之所以這般安排,也是沒有辦法的辦法,國家主權喪失,日艦可在長江隨意進出,甚至開到重慶,林默也擔心被堵上。
特高科也確實聯系了日本的海軍,讓對方協助,因為不太對付,就調派了兩條炮艇,一艘從黃浦江口往上流追,另一艘從上游往下堵截。
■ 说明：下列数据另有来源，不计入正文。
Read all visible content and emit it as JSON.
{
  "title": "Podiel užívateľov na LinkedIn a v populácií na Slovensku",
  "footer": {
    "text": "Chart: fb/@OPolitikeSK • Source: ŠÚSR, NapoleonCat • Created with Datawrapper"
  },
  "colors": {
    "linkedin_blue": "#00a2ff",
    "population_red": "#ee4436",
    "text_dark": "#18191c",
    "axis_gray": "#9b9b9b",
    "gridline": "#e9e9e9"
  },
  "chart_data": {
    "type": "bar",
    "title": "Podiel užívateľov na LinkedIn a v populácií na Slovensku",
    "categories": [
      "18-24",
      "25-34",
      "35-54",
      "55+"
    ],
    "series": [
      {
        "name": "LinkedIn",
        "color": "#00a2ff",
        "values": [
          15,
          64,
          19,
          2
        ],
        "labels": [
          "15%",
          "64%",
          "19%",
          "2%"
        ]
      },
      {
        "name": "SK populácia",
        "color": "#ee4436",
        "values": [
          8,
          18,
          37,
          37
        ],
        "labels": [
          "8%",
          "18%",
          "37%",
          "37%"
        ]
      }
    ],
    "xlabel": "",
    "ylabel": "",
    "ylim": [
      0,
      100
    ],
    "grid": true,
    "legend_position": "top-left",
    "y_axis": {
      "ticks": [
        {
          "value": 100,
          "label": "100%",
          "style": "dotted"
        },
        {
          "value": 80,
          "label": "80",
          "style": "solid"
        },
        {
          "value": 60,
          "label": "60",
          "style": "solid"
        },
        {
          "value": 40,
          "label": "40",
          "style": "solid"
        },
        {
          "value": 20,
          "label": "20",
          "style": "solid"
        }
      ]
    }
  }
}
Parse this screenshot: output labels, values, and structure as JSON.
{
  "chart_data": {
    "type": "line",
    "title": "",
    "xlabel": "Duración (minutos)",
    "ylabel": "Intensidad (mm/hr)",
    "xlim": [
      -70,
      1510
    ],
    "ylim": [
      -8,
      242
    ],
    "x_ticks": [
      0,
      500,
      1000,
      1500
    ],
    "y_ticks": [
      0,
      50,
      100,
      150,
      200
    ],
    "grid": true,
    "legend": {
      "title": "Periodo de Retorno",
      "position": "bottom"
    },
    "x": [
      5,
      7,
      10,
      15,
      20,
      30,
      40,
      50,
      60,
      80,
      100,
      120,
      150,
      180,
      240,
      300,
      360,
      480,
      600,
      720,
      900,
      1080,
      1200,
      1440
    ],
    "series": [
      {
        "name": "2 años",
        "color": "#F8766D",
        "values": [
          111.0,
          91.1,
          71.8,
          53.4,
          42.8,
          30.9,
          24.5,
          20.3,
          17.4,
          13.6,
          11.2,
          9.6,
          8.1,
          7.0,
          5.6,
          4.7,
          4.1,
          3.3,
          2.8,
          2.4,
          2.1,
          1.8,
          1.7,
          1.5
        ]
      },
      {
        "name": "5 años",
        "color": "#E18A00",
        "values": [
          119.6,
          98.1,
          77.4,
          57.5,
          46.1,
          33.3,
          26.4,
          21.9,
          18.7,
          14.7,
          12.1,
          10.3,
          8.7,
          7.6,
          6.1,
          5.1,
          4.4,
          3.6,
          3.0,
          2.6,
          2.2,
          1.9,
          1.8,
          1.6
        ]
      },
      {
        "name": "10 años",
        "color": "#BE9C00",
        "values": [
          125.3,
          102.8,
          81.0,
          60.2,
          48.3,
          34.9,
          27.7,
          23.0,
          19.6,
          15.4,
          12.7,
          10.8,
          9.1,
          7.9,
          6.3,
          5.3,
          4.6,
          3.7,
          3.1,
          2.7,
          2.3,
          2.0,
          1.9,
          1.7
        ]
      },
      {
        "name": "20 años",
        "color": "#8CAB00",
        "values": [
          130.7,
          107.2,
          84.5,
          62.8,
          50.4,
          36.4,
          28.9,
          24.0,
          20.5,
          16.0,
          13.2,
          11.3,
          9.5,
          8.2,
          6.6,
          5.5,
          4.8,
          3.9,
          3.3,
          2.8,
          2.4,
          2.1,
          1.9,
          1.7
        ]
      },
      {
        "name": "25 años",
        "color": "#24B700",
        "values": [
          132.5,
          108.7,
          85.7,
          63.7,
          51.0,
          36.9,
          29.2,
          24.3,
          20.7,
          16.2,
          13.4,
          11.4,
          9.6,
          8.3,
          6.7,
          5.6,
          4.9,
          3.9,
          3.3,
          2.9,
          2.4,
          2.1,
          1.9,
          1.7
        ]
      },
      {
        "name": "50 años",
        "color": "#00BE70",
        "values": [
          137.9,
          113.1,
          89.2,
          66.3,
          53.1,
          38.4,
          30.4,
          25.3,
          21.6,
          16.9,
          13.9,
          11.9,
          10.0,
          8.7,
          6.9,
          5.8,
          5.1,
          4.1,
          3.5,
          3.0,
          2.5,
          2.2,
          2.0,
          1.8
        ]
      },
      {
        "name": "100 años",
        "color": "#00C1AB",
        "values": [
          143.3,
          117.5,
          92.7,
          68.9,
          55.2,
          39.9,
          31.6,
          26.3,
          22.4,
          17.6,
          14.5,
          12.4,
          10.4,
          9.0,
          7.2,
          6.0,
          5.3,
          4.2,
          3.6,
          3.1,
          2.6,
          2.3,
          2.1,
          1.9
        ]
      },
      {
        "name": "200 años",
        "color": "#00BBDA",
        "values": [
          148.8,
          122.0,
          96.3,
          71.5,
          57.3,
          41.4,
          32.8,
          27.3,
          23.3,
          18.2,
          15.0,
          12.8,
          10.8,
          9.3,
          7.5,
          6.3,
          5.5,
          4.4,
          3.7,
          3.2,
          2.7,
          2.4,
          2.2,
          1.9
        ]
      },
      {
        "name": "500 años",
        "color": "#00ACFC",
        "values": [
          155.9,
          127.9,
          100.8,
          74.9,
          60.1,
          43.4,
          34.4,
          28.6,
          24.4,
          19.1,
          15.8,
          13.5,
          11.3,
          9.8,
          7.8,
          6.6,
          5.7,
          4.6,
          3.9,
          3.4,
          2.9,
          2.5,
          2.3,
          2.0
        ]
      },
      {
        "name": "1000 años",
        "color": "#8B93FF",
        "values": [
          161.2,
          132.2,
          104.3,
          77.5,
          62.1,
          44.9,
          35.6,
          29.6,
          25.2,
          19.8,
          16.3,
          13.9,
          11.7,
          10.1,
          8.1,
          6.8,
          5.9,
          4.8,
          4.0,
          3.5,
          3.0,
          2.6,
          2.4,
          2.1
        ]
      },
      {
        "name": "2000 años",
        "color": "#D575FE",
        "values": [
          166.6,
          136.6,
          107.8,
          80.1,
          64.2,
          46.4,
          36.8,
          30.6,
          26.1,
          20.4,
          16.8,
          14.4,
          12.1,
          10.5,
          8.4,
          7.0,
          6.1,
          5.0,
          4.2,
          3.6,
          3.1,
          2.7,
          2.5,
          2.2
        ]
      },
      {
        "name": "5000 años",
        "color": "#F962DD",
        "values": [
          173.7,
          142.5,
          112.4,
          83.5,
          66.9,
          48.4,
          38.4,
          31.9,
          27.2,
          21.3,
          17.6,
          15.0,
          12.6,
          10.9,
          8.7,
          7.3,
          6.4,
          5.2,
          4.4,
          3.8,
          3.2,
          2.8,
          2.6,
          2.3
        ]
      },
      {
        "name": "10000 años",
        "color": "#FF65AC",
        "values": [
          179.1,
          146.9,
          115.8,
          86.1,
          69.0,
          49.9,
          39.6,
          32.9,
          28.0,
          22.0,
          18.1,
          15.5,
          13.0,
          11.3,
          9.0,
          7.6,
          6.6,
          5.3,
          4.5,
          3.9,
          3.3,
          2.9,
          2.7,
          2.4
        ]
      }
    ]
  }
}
不過林默一行,早從包圍圈離開了,船最后停靠在南匯一處魚村碼頭,便開始分臟。
繳獲的槍支彈藥,蘇宏杰除帶走部分用得上的,其余全讓林默等人拉回去。
繳獲的財物,經過清點,數量還真不少,尤其是疑似私人物品的價值,更是占了七八成,蘇宏杰都忍不住說這些人富得流油。
不過也不奇怪,畢竟每年那么多資金過手,每次過手留小點,這么多年下來,也不是個小數目。
何況身處上海這繁華都市,又以生意為掩護,加上被其控制的幫會進貢,油水還會少
財物被分為了四份,一份是上官的,一份林默等人的,蘇宏杰也拿一份,剩下一份給上海站,畢竟他們也出了一份力。
給上官的,是金條外加美元英鎊這兩種紙幣,紙幣除了那一小皮箱,零零散散還有一些,統統集中在一塊,數量并不少。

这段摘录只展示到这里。